I co-hosted #tweetdiner tonight!
Well, actually, was deputized to host, and the awesome @MyAgenda stepped up to the plate as well.
For those unaware, #tweetdiner is a weekly twitter chat originated by Marjorie Clayman (@MargieClayman) and Stanford Smith (@pushingsocial), which explores how people get into online community platforms, what they can do to make their experience better, and how we can all get the most out of what we do online.
First, some resources:
Dawn Westerberg published some tps for Twitter beginners, one of which was 7 reasons to attend #tweetdiner.

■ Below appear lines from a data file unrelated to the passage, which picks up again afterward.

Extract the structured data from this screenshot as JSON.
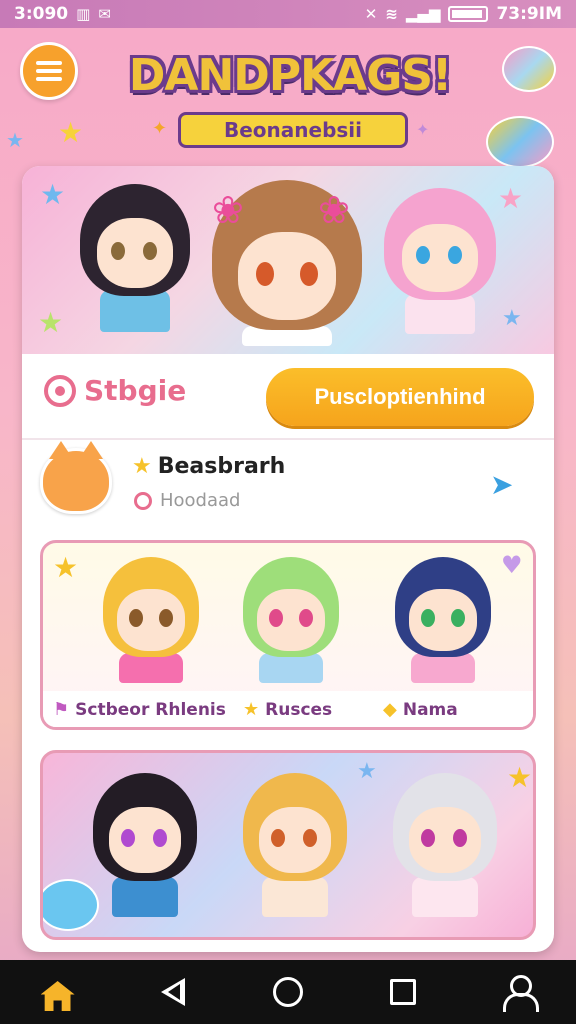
{
  "status_bar": {
    "time_left": "3:090",
    "time_right": "73:9IM",
    "left_icons": [
      "sim-icon",
      "message-icon"
    ],
    "right_icons": [
      "mute-icon",
      "wifi-icon",
      "signal-icon",
      "signal-icon",
      "battery-icon"
    ]
  },
  "header": {
    "menu_icon": "hamburger-icon",
    "title": "DANDPKAGS!",
    "subtitle": "Beonanebsii"
  },
  "stage": {
    "label": "Stbgie",
    "icon": "target-icon",
    "button_label": "Puscloptienhind"
  },
  "list_item": {
    "avatar": "cat-avatar",
    "title": "Beasbrarh",
    "subtitle": "Hoodaad",
    "share_icon": "share-icon"
  },
  "gallery1": {
    "captions": [
      {
        "icon": "flag-icon",
        "label": "Sctbeor Rhlenis"
      },
      {
        "icon": "star-icon",
        "label": "Rusces"
      },
      {
        "icon": "ticket-icon",
        "label": "Nama"
      }
    ]
  },
  "nav": {
    "items": [
      "home-icon",
      "back-icon",
      "circle-home-icon",
      "recent-apps-icon",
      "profile-icon"
    ]
  },
  "colors": {
    "accent_orange": "#f6a41c",
    "accent_pink": "#e86d8e",
    "title_yellow": "#f0c23a",
    "title_outline": "#6b3b8c"
  }
}
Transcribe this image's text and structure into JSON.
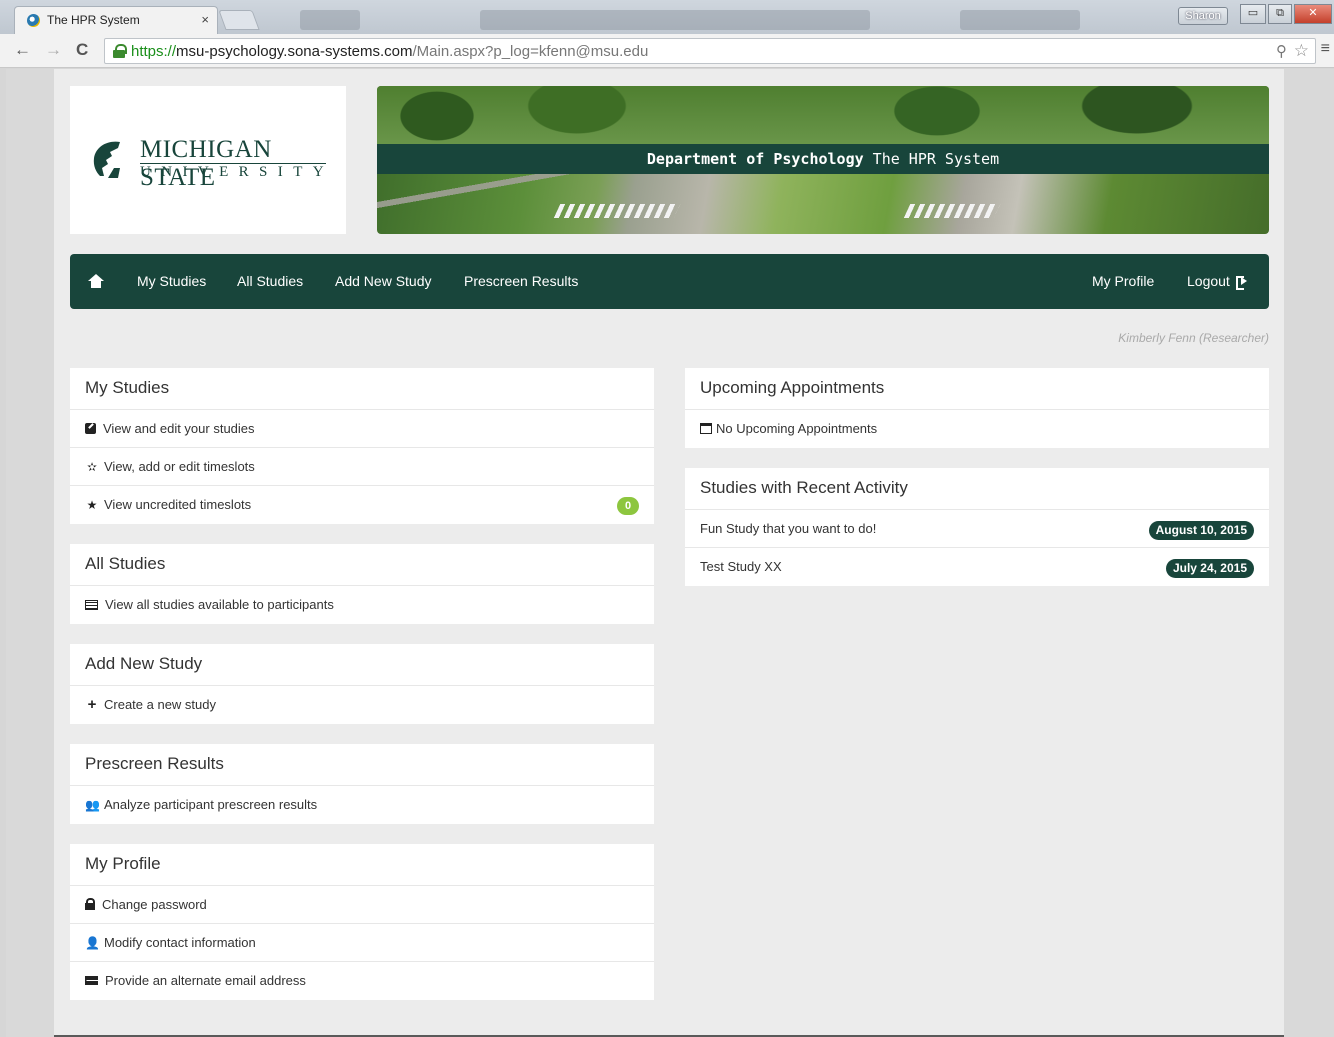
{
  "browser": {
    "tab_title": "The HPR System",
    "tab_close": "×",
    "url_scheme": "https://",
    "url_host": "msu-psychology.sona-systems.com",
    "url_path": "/Main.aspx?p_log=kfenn@msu.edu",
    "user_badge": "Sharon",
    "back_icon": "←",
    "forward_icon": "→",
    "reload_icon": "C",
    "ext_icon": "⚲",
    "star_icon": "☆",
    "menu_icon": "≡",
    "min_icon": "▭",
    "restore_icon": "⧉",
    "close_icon": "✕"
  },
  "logo": {
    "line1": "MICHIGAN STATE",
    "line2": "UNIVERSITY"
  },
  "banner": {
    "dept": "Department of Psychology",
    "system": "The HPR System"
  },
  "nav": {
    "items": [
      "My Studies",
      "All Studies",
      "Add New Study",
      "Prescreen Results"
    ],
    "my_profile": "My Profile",
    "logout": "Logout"
  },
  "user": {
    "display": "Kimberly Fenn (Researcher)"
  },
  "panels": {
    "my_studies": {
      "title": "My Studies",
      "items": [
        "View and edit your studies",
        "View, add or edit timeslots",
        "View uncredited timeslots"
      ],
      "uncredited_count": "0"
    },
    "all_studies": {
      "title": "All Studies",
      "items": [
        "View all studies available to participants"
      ]
    },
    "add_new_study": {
      "title": "Add New Study",
      "items": [
        "Create a new study"
      ]
    },
    "prescreen": {
      "title": "Prescreen Results",
      "items": [
        "Analyze participant prescreen results"
      ]
    },
    "my_profile": {
      "title": "My Profile",
      "items": [
        "Change password",
        "Modify contact information",
        "Provide an alternate email address"
      ]
    },
    "upcoming": {
      "title": "Upcoming Appointments",
      "empty": "No Upcoming Appointments"
    },
    "recent": {
      "title": "Studies with Recent Activity",
      "rows": [
        {
          "name": "Fun Study that you want to do!",
          "date": "August 10, 2015"
        },
        {
          "name": "Test Study XX",
          "date": "July 24, 2015"
        }
      ]
    }
  },
  "colors": {
    "msu_green": "#18453b",
    "badge_green": "#8dc63f"
  }
}
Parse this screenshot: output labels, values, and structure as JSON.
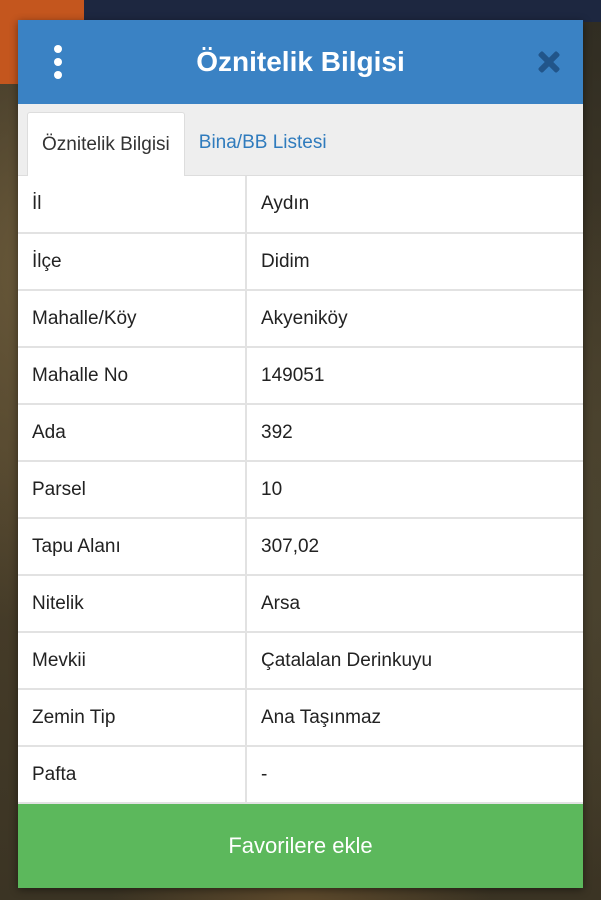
{
  "dialog": {
    "title": "Öznitelik Bilgisi",
    "menu_icon": "vertical-dots-icon",
    "close_icon": "close-icon"
  },
  "tabs": [
    {
      "label": "Öznitelik Bilgisi",
      "active": true
    },
    {
      "label": "Bina/BB Listesi",
      "active": false
    }
  ],
  "rows": [
    {
      "label": "İl",
      "value": "Aydın"
    },
    {
      "label": "İlçe",
      "value": "Didim"
    },
    {
      "label": "Mahalle/Köy",
      "value": "Akyeniköy"
    },
    {
      "label": "Mahalle No",
      "value": "149051"
    },
    {
      "label": "Ada",
      "value": "392"
    },
    {
      "label": "Parsel",
      "value": "10"
    },
    {
      "label": "Tapu Alanı",
      "value": "307,02"
    },
    {
      "label": "Nitelik",
      "value": "Arsa"
    },
    {
      "label": "Mevkii",
      "value": "Çatalalan Derinkuyu"
    },
    {
      "label": "Zemin Tip",
      "value": "Ana Taşınmaz"
    },
    {
      "label": "Pafta",
      "value": "-"
    }
  ],
  "footer": {
    "favorite_label": "Favorilere ekle"
  },
  "colors": {
    "header": "#3a82c4",
    "tab_link": "#2f7bbd",
    "favorite_button": "#5cb85c"
  }
}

Russell Faust retweeted an article originally shared by Mark Ragan – 10 phrases that mean your blog post is worthless – which decries the use of the term authenticity.
during the chat, @RickCaffienated shared a link to his blog, about dealing with crises.
So what’s the beef?
We talked about authenticity and how it meets transparency, almost entirely because of this article from Margie which asks, in a nutshell, if someone does you a favour… How likely are you to criticize their future work, even if they jump the shark?
It’s an important question. There’s also a really important breakdown of how these things are most often seen online, in their mediatrope froms:
Transparency: Tweets about ham sandwiches and pet bowel activity. See also; [Too Much Information]
Authenticity: The tone by which you transmit your aim to others. See also; [Blogger’s Voice], [Personal Brand] and [Good Job Breaking It, Blogger]
What’s interesting about this is that transparency is almost never equated with letting people know that you’re an affiliate for a program, or that someone you mention is a client or employer. It’s also almost never measured against your authenticity – in the way that Margie says in her article. What’s missing from this conversation?
The idea of integrity, character, tact, and social grace.
Yes. I like transparency to some degree. But I almost stopped listening to Media Hacks when, in one episode, Chris Brogan actually left the podcast by proclamation of bowel movement. I kid you not.
And now the meat!
There were a lot of noteable notes from the chat, as always. Some of them:
@BrandSprouts: I think if you have to work hard to be authentic, you’re probably not. #tweetdiner
@RickCaffienated: my problem is that everyone assumes you’re NOT authentic/transparent in given circumstances and that assumption to me smacks of being inauthentic as well. #butthatsjustme #tweetdiner
@DWesterberg: Authenticity means I’ve lost some, won some – but probably won and lost the right ones #tweetdiner
@jaclynmullen: I think integrity is a huge determining factor for authenticity. It can also be a double edge sword. On the one hand, if you provide full disclosure & promote a product that you may be vested in, you have integrity, right? But when we know someone may have received consideration to review a product, how much do we trust their review?
We all stumbled around the same elephant (as Rick put it) for some time; authenticity is a personal trait, not a verb, and transparency seems to be the means by which we express that authenticity.
Integrity can be really easily defined as consistent authenticity over a long period of time; even as applies to social media and online communications.
The bottom line.
There was kerfuffle in the US last year when a bill passed requiring affiliation and sponsorships to be listed on blogs. That changed some of the landscape of disclosure on the web, and led in part to the discussion we had tonight. The nature of authenticity and transparency is tricky, especially as applies to the pseudo-anonymous web. Even when we’re ourselves, we’re not all of ourselves all the time.
You don’t need to share everything. But you do need to share the things that matter – like client relationships and perks – because failing to do so is is disingenuous. However, there’s a line to be drawn between enforcing openness at an uncomfortable level, and encouraging people to do the right thing.
We’re not going to get into the question of exactly what “the right thing” is tonight – ethics and morality on the web have to be another day entirely. Big, big can of worms there.
Last quote of the night:
@tsudo: Authenticity is the Aim. Transparency is part of the method. #tweetdiner
What are your thoughts on authenticity? Do you disclose everything, or are you cautious in your sharing? How do you think different levels of disclosure affect our integrity as people and publishers?